As video is captured in increasingly large volumes, new types of software are needed in order for users to query and extract relevant information in a fast, efficient way. Traditionally, query processing has been applied to databases in which SQL queries are run to extract simple information from tables of data. Simple information, such as finding the number of vehicles that run red traffic lights, can also be extracted from raw video data by running queries over large archives of video — but until recently, it has been computationally expensive and resource-intensive to run computer-vision algorithms that can process videos.

The technology that we have developed is capable of applying machine-learning algorithms that can efficiently identify objects within video streams. Our software implements both object-tracking and query processing for automated analysis of video.

To speed up queries while maintaining accuracy, our approach involves processing video at low framerates when possible. Rather than running algorithms on every frame of video to answer simple questions, we focus on regions of video so that the algorithms prune out the frames that will not satisfy the predicate. These types of pruning heuristics dramatically reduce the number of frames that need to be processed, and a more robust object tracker helps to refine tracks with finer-grained detections at the same time.

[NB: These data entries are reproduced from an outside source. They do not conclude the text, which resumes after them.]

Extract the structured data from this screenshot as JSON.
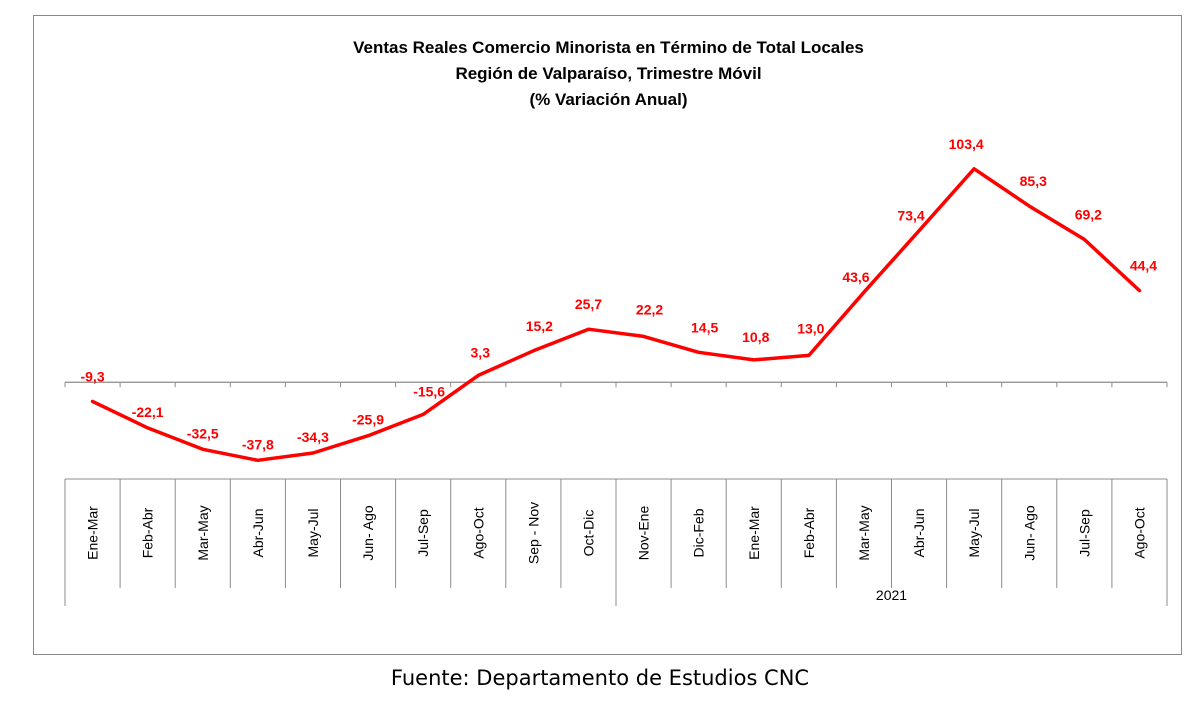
{
  "chart_data": {
    "type": "line",
    "title_lines": [
      "Ventas Reales Comercio Minorista  en Término de Total Locales",
      "Región de Valparaíso, Trimestre Móvil",
      "(% Variación Anual)"
    ],
    "categories": [
      "Ene-Mar",
      "Feb-Abr",
      "Mar-May",
      "Abr-Jun",
      "May-Jul",
      "Jun- Ago",
      "Jul-Sep",
      "Ago-Oct",
      "Sep - Nov",
      "Oct-Dic",
      "Nov-Ene",
      "Dic-Feb",
      "Ene-Mar",
      "Feb-Abr",
      "Mar-May",
      "Abr-Jun",
      "May-Jul",
      "Jun- Ago",
      "Jul-Sep",
      "Ago-Oct"
    ],
    "group_labels": [
      {
        "label": "",
        "start": 0,
        "end": 9
      },
      {
        "label": "2021",
        "start": 10,
        "end": 19
      }
    ],
    "series": [
      {
        "values": [
          -9.3,
          -22.1,
          -32.5,
          -37.8,
          -34.3,
          -25.9,
          -15.6,
          3.3,
          15.2,
          25.7,
          22.2,
          14.5,
          10.8,
          13.0,
          43.6,
          73.4,
          103.4,
          85.3,
          69.2,
          44.4
        ],
        "value_labels": [
          "-9,3",
          "-22,1",
          "-32,5",
          "-37,8",
          "-34,3",
          "-25,9",
          "-15,6",
          "3,3",
          "15,2",
          "25,7",
          "22,2",
          "14,5",
          "10,8",
          "13,0",
          "43,6",
          "73,4",
          "103,4",
          "85,3",
          "69,2",
          "44,4"
        ],
        "color": "#ff0000"
      }
    ],
    "ylim": [
      -43,
      112
    ],
    "grid": false,
    "legend": "none",
    "xlabel": "",
    "ylabel": ""
  },
  "source_note": "Fuente: Departamento de Estudios CNC"
}
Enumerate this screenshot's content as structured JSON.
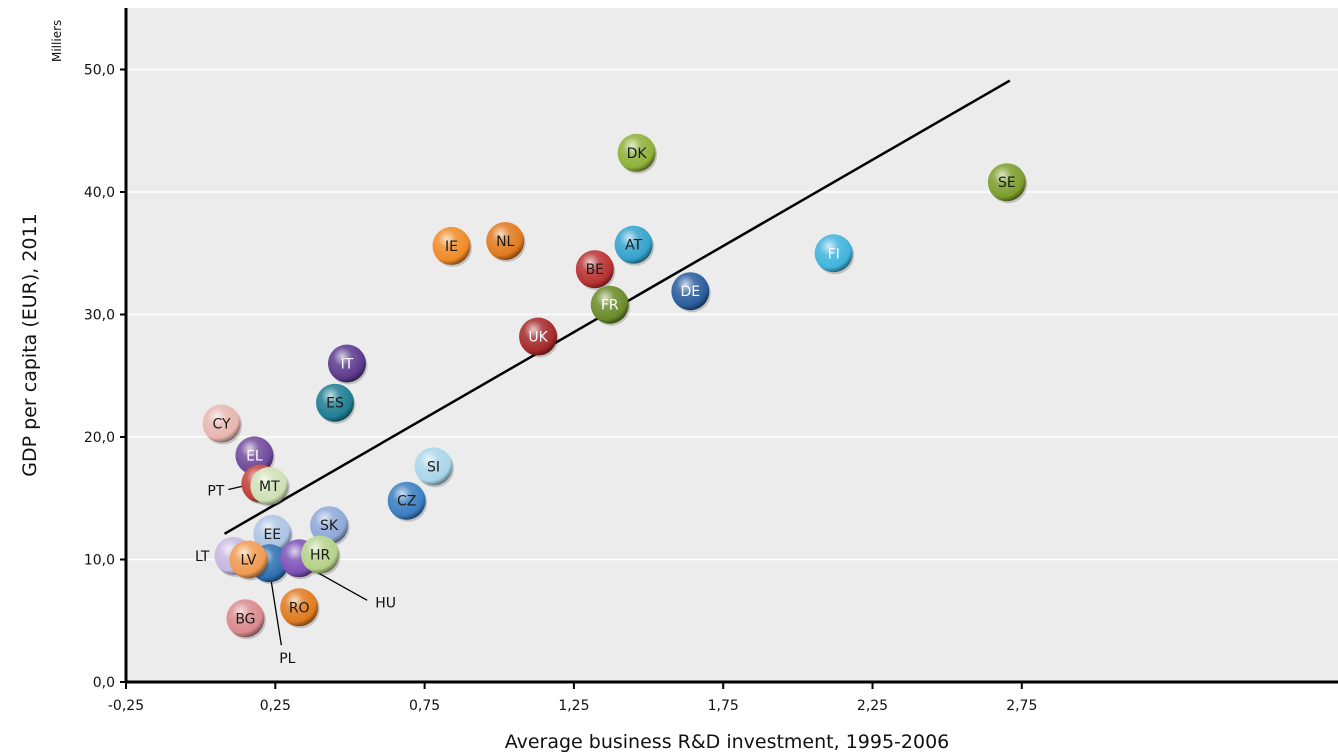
{
  "chart_data": {
    "type": "scatter",
    "title": "",
    "xlabel": "Average business R&D investment, 1995-2006",
    "ylabel": "GDP per capita (EUR), 2011",
    "y_unit_label": "Milliers",
    "xlim": [
      -0.25,
      3.0
    ],
    "ylim": [
      0,
      54
    ],
    "x_ticks": [
      -0.25,
      0.25,
      0.75,
      1.25,
      1.75,
      2.25,
      2.75
    ],
    "x_tick_labels": [
      "-0,25",
      "0,25",
      "0,75",
      "1,25",
      "1,75",
      "2,25",
      "2,75"
    ],
    "y_ticks": [
      0,
      10,
      20,
      30,
      40,
      50
    ],
    "y_tick_labels": [
      "0,0",
      "10,0",
      "20,0",
      "30,0",
      "40,0",
      "50,0"
    ],
    "grid": "horizontal",
    "trendline": {
      "x": [
        0.08,
        2.71
      ],
      "y": [
        12.1,
        49.1
      ]
    },
    "points": [
      {
        "label": "DK",
        "x": 1.46,
        "y": 43.2,
        "color": "#8fb13a",
        "text_color": "#1a1a1a"
      },
      {
        "label": "SE",
        "x": 2.7,
        "y": 40.8,
        "color": "#7e9e2e",
        "text_color": "#1a1a1a"
      },
      {
        "label": "NL",
        "x": 1.02,
        "y": 36.0,
        "color": "#e07a1e",
        "text_color": "#1a1a1a"
      },
      {
        "label": "IE",
        "x": 0.84,
        "y": 35.6,
        "color": "#f08a26",
        "text_color": "#1a1a1a"
      },
      {
        "label": "AT",
        "x": 1.45,
        "y": 35.7,
        "color": "#35a3cc",
        "text_color": "#1a1a1a"
      },
      {
        "label": "FI",
        "x": 2.12,
        "y": 35.0,
        "color": "#40b4dc",
        "text_color": "#ffffff"
      },
      {
        "label": "BE",
        "x": 1.32,
        "y": 33.7,
        "color": "#b83232",
        "text_color": "#1a1a1a"
      },
      {
        "label": "DE",
        "x": 1.64,
        "y": 31.9,
        "color": "#2a5d9e",
        "text_color": "#ffffff"
      },
      {
        "label": "FR",
        "x": 1.37,
        "y": 30.8,
        "color": "#6b8a2a",
        "text_color": "#ffffff"
      },
      {
        "label": "UK",
        "x": 1.13,
        "y": 28.2,
        "color": "#a62a2a",
        "text_color": "#ffffff"
      },
      {
        "label": "IT",
        "x": 0.49,
        "y": 26.0,
        "color": "#5c3a8e",
        "text_color": "#ffffff"
      },
      {
        "label": "ES",
        "x": 0.45,
        "y": 22.8,
        "color": "#1f7f93",
        "text_color": "#1a1a1a"
      },
      {
        "label": "CY",
        "x": 0.07,
        "y": 21.1,
        "color": "#e8b6b0",
        "text_color": "#1a1a1a"
      },
      {
        "label": "EL",
        "x": 0.18,
        "y": 18.5,
        "color": "#704a9c",
        "text_color": "#ffffff"
      },
      {
        "label": "SI",
        "x": 0.78,
        "y": 17.6,
        "color": "#a9d6ea",
        "text_color": "#1a1a1a"
      },
      {
        "label": "PT",
        "x": 0.2,
        "y": 16.2,
        "color": "#c2403a",
        "text_color": "#1a1a1a",
        "callout": "left"
      },
      {
        "label": "MT",
        "x": 0.23,
        "y": 16.0,
        "color": "#cfe0b6",
        "text_color": "#1a1a1a"
      },
      {
        "label": "CZ",
        "x": 0.69,
        "y": 14.8,
        "color": "#3a7fc2",
        "text_color": "#1a1a1a"
      },
      {
        "label": "SK",
        "x": 0.43,
        "y": 12.8,
        "color": "#8fa8d8",
        "text_color": "#1a1a1a"
      },
      {
        "label": "EE",
        "x": 0.24,
        "y": 12.1,
        "color": "#aec4e4",
        "text_color": "#1a1a1a"
      },
      {
        "label": "LT",
        "x": 0.11,
        "y": 10.3,
        "color": "#c7b8e2",
        "text_color": "#1a1a1a",
        "callout": "left"
      },
      {
        "label": "PL",
        "x": 0.23,
        "y": 9.7,
        "color": "#2f6fb0",
        "text_color": "#1a1a1a",
        "callout": "below"
      },
      {
        "label": "LV",
        "x": 0.16,
        "y": 10.0,
        "color": "#f09a52",
        "text_color": "#1a1a1a"
      },
      {
        "label": "HU",
        "x": 0.33,
        "y": 10.1,
        "color": "#7c52b8",
        "text_color": "#1a1a1a",
        "callout": "right"
      },
      {
        "label": "HR",
        "x": 0.4,
        "y": 10.4,
        "color": "#b6d28a",
        "text_color": "#1a1a1a"
      },
      {
        "label": "RO",
        "x": 0.33,
        "y": 6.1,
        "color": "#e07a1e",
        "text_color": "#1a1a1a"
      },
      {
        "label": "BG",
        "x": 0.15,
        "y": 5.2,
        "color": "#d98a8e",
        "text_color": "#1a1a1a"
      }
    ]
  }
}
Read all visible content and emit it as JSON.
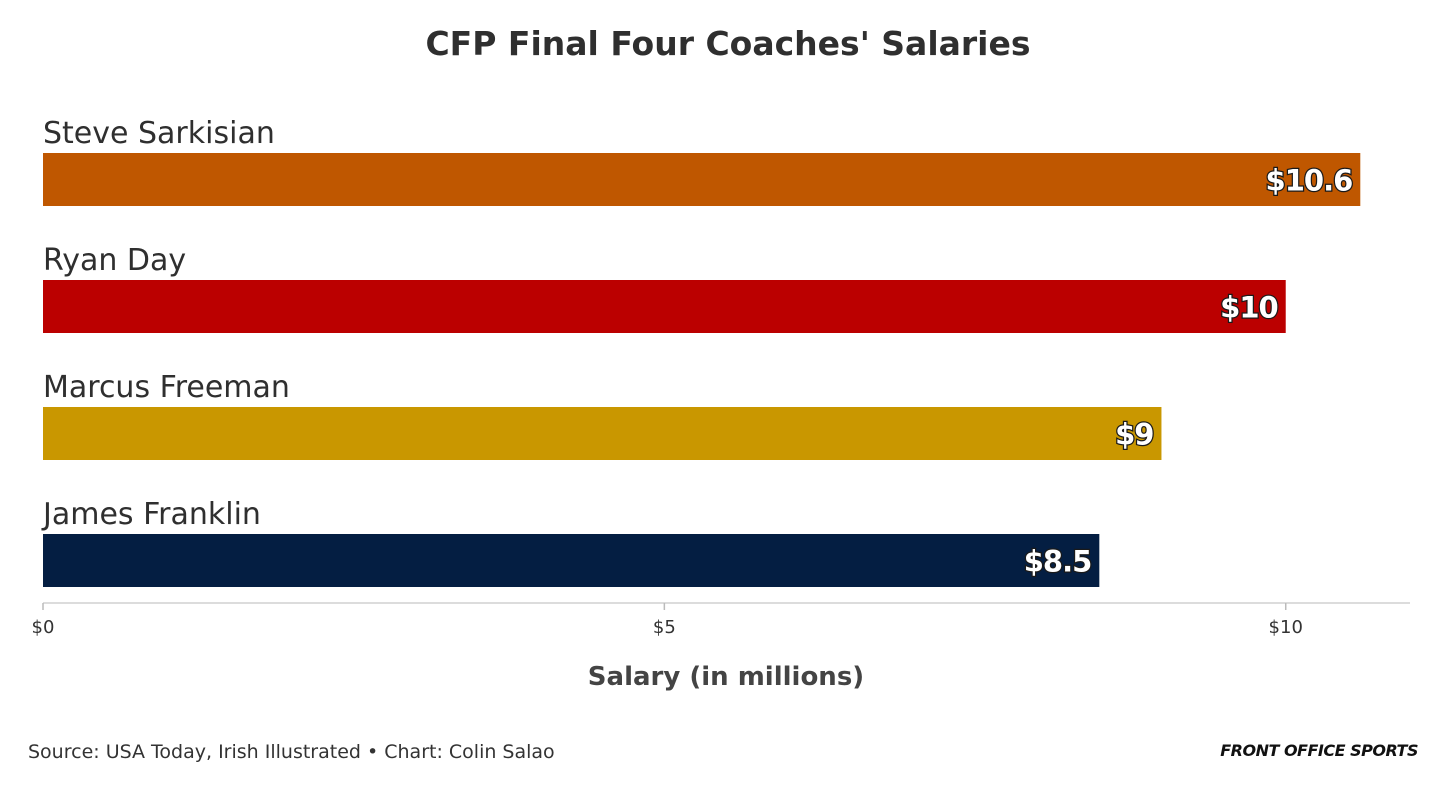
{
  "chart_data": {
    "type": "bar",
    "orientation": "horizontal",
    "title": "CFP Final Four Coaches' Salaries",
    "xlabel": "Salary (in millions)",
    "ylabel": "",
    "categories": [
      "Steve Sarkisian",
      "Ryan Day",
      "Marcus Freeman",
      "James Franklin"
    ],
    "values": [
      10.6,
      10,
      9,
      8.5
    ],
    "data_labels": [
      "$10.6",
      "$10",
      "$9",
      "$8.5"
    ],
    "colors": [
      "#bf5700",
      "#bb0000",
      "#c99700",
      "#041e42"
    ],
    "xlim": [
      0,
      11
    ],
    "xticks": [
      0,
      5,
      10
    ],
    "xtick_labels": [
      "$0",
      "$5",
      "$10"
    ],
    "grid": false,
    "legend": "none"
  },
  "footer": {
    "source": "Source: USA Today, Irish Illustrated • Chart: Colin Salao",
    "brand": "FRONT OFFICE SPORTS"
  }
}
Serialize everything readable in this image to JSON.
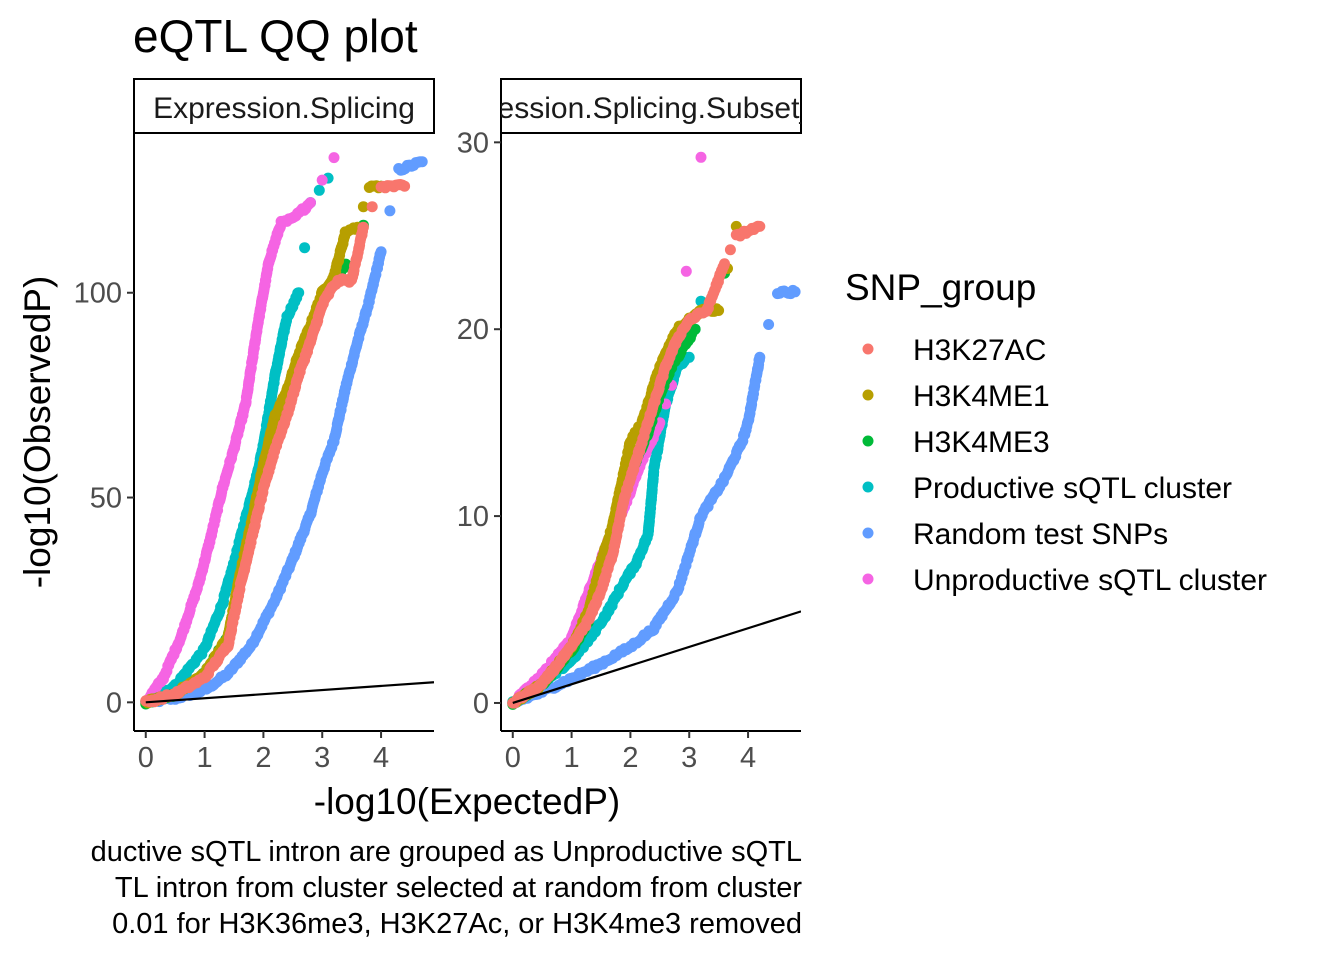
{
  "title": "eQTL QQ plot",
  "colors": {
    "H3K27AC": "#F8766D",
    "H3K4ME1": "#B79F00",
    "H3K4ME3": "#00BA38",
    "Productive sQTL cluster": "#00BFC4",
    "Random test SNPs": "#619CFF",
    "Unproductive sQTL cluster": "#F564E3"
  },
  "chart_data": [
    {
      "type": "scatter",
      "facet_label": "Expression.Splicing",
      "xlabel": "-log10(ExpectedP)",
      "ylabel": "-log10(ObservedP)",
      "xlim": [
        -0.2,
        4.9
      ],
      "ylim": [
        -7,
        139
      ],
      "x_ticks": [
        0,
        1,
        2,
        3,
        4
      ],
      "y_ticks": [
        0,
        50,
        100
      ],
      "reference_line": {
        "x": [
          0,
          4.9
        ],
        "y": [
          0,
          4.9
        ]
      },
      "series": [
        {
          "name": "H3K27AC",
          "x": [
            0,
            0.5,
            1.0,
            1.4,
            1.6,
            1.8,
            2.0,
            2.2,
            2.4,
            2.6,
            2.8,
            3.0,
            3.2,
            3.3,
            3.5,
            3.7,
            4.0,
            4.4
          ],
          "y": [
            0,
            2,
            6,
            14,
            28,
            40,
            52,
            62,
            70,
            80,
            88,
            97,
            102,
            103,
            103,
            116,
            126,
            126
          ]
        },
        {
          "name": "H3K4ME1",
          "x": [
            0,
            0.5,
            1.0,
            1.4,
            1.6,
            1.8,
            2.0,
            2.2,
            2.4,
            2.6,
            2.8,
            3.0,
            3.2,
            3.4,
            3.6,
            3.8,
            4.0
          ],
          "y": [
            0,
            2,
            7,
            16,
            31,
            44,
            58,
            70,
            76,
            85,
            92,
            100,
            104,
            115,
            116,
            126,
            126
          ]
        },
        {
          "name": "H3K4ME3",
          "x": [
            0,
            0.5,
            1.0,
            1.4,
            1.6,
            1.8,
            2.0,
            2.2,
            2.4,
            2.6,
            2.8,
            3.0,
            3.2,
            3.4,
            4.0
          ],
          "y": [
            0,
            2,
            7,
            16,
            30,
            43,
            56,
            68,
            74,
            82,
            90,
            99,
            103,
            107,
            126
          ]
        },
        {
          "name": "Productive sQTL cluster",
          "x": [
            0,
            0.5,
            1.0,
            1.3,
            1.5,
            1.7,
            1.9,
            2.0,
            2.2,
            2.4,
            2.6,
            2.8,
            3.1
          ],
          "y": [
            0,
            4,
            13,
            24,
            34,
            45,
            56,
            63,
            80,
            94,
            100,
            122,
            128
          ]
        },
        {
          "name": "Random test SNPs",
          "x": [
            0,
            0.5,
            1.0,
            1.4,
            1.8,
            2.2,
            2.5,
            2.8,
            3.0,
            3.2,
            3.4,
            3.6,
            3.8,
            4.0,
            4.3,
            4.7
          ],
          "y": [
            0,
            1,
            3,
            7,
            14,
            25,
            35,
            46,
            56,
            64,
            77,
            88,
            98,
            110,
            130,
            132
          ]
        },
        {
          "name": "Unproductive sQTL cluster",
          "x": [
            0,
            0.3,
            0.6,
            0.9,
            1.1,
            1.3,
            1.5,
            1.7,
            1.9,
            2.1,
            2.3,
            2.5,
            2.8,
            3.2
          ],
          "y": [
            0,
            6,
            16,
            29,
            40,
            52,
            62,
            73,
            92,
            108,
            117,
            118,
            122,
            133
          ]
        }
      ]
    },
    {
      "type": "scatter",
      "facet_label": "Expression.Splicing.Subset_YRI",
      "xlabel": "-log10(ExpectedP)",
      "ylabel": "-log10(ObservedP)",
      "xlim": [
        -0.2,
        4.9
      ],
      "ylim": [
        -1.5,
        30.5
      ],
      "x_ticks": [
        0,
        1,
        2,
        3,
        4
      ],
      "y_ticks": [
        0,
        10,
        20,
        30
      ],
      "reference_line": {
        "x": [
          0,
          4.9
        ],
        "y": [
          0,
          4.9
        ]
      },
      "series": [
        {
          "name": "H3K27AC",
          "x": [
            0,
            0.5,
            1.0,
            1.3,
            1.5,
            1.7,
            1.9,
            2.0,
            2.2,
            2.4,
            2.6,
            2.8,
            3.0,
            3.3,
            3.6,
            3.8,
            4.2
          ],
          "y": [
            0,
            1,
            3,
            4.5,
            6,
            8,
            11,
            12,
            14,
            16,
            18,
            19.5,
            20.5,
            21,
            23.5,
            25,
            25.5
          ]
        },
        {
          "name": "H3K4ME1",
          "x": [
            0,
            0.5,
            1.0,
            1.3,
            1.5,
            1.7,
            1.9,
            2.0,
            2.2,
            2.5,
            2.8,
            3.0,
            3.2,
            3.5,
            3.8
          ],
          "y": [
            0,
            1,
            3,
            5,
            7.5,
            9.5,
            12.5,
            14,
            15,
            18,
            20,
            20.5,
            21,
            21,
            25.5
          ]
        },
        {
          "name": "H3K4ME3",
          "x": [
            0,
            0.5,
            1.0,
            1.3,
            1.5,
            1.7,
            1.9,
            2.1,
            2.3,
            2.5,
            2.7,
            2.9,
            3.1,
            3.6
          ],
          "y": [
            0,
            1,
            2.8,
            4.5,
            6.5,
            9,
            12,
            13,
            14.5,
            16.5,
            18,
            19,
            20,
            23
          ]
        },
        {
          "name": "Productive sQTL cluster",
          "x": [
            0,
            0.5,
            1.0,
            1.3,
            1.6,
            1.9,
            2.1,
            2.3,
            2.4,
            2.6,
            2.8,
            3.0,
            3.2
          ],
          "y": [
            0,
            1,
            2.3,
            3.4,
            4.8,
            6.5,
            7.5,
            9,
            12.5,
            16,
            18,
            18.5,
            21.5
          ]
        },
        {
          "name": "Random test SNPs",
          "x": [
            0,
            0.5,
            1.0,
            1.5,
            2.0,
            2.4,
            2.8,
            3.0,
            3.2,
            3.4,
            3.6,
            3.9,
            4.0,
            4.2,
            4.5,
            4.8
          ],
          "y": [
            0,
            0.6,
            1.3,
            2.1,
            3,
            4,
            6,
            8,
            10,
            11,
            12,
            14,
            15,
            18.5,
            22,
            22
          ]
        },
        {
          "name": "Unproductive sQTL cluster",
          "x": [
            0,
            0.5,
            1.0,
            1.3,
            1.6,
            1.9,
            2.2,
            2.5,
            2.7,
            3.2
          ],
          "y": [
            0,
            1.5,
            3.5,
            6,
            8.5,
            10.5,
            13,
            15,
            17,
            29.2
          ]
        }
      ]
    }
  ],
  "legend": {
    "title": "SNP_group",
    "items": [
      "H3K27AC",
      "H3K4ME1",
      "H3K4ME3",
      "Productive sQTL cluster",
      "Random test SNPs",
      "Unproductive sQTL cluster"
    ]
  },
  "caption": [
    "ductive sQTL intron are grouped as Unproductive sQTL",
    "TL intron from cluster selected at random from cluster",
    "0.01 for H3K36me3, H3K27Ac, or H3K4me3 removed"
  ]
}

We are also looking into a self-supervised learning approach to automate object tracking in video, instead of a manual hand-labeling to track every instance of an object type (such as cars, pedestrians, or animals). Through these methods and other optimization tools, our project aims to reduce weak labeling and self-occlusion, as well as accelerate the execution of object track queries with novel software.

Our goal is to create a self-consistent model across varying inputs — for example, training one model to track objects based on spatial features, and another model using only visual features. We are continuing to develop tools that express different approaches to solving different tasks for use in a variety of applications, such as traffic planning and behavior research in autonomous driving. As our tracking software becomes more sophisticated, we are able to run much more efficient queries over larger volumes of video data.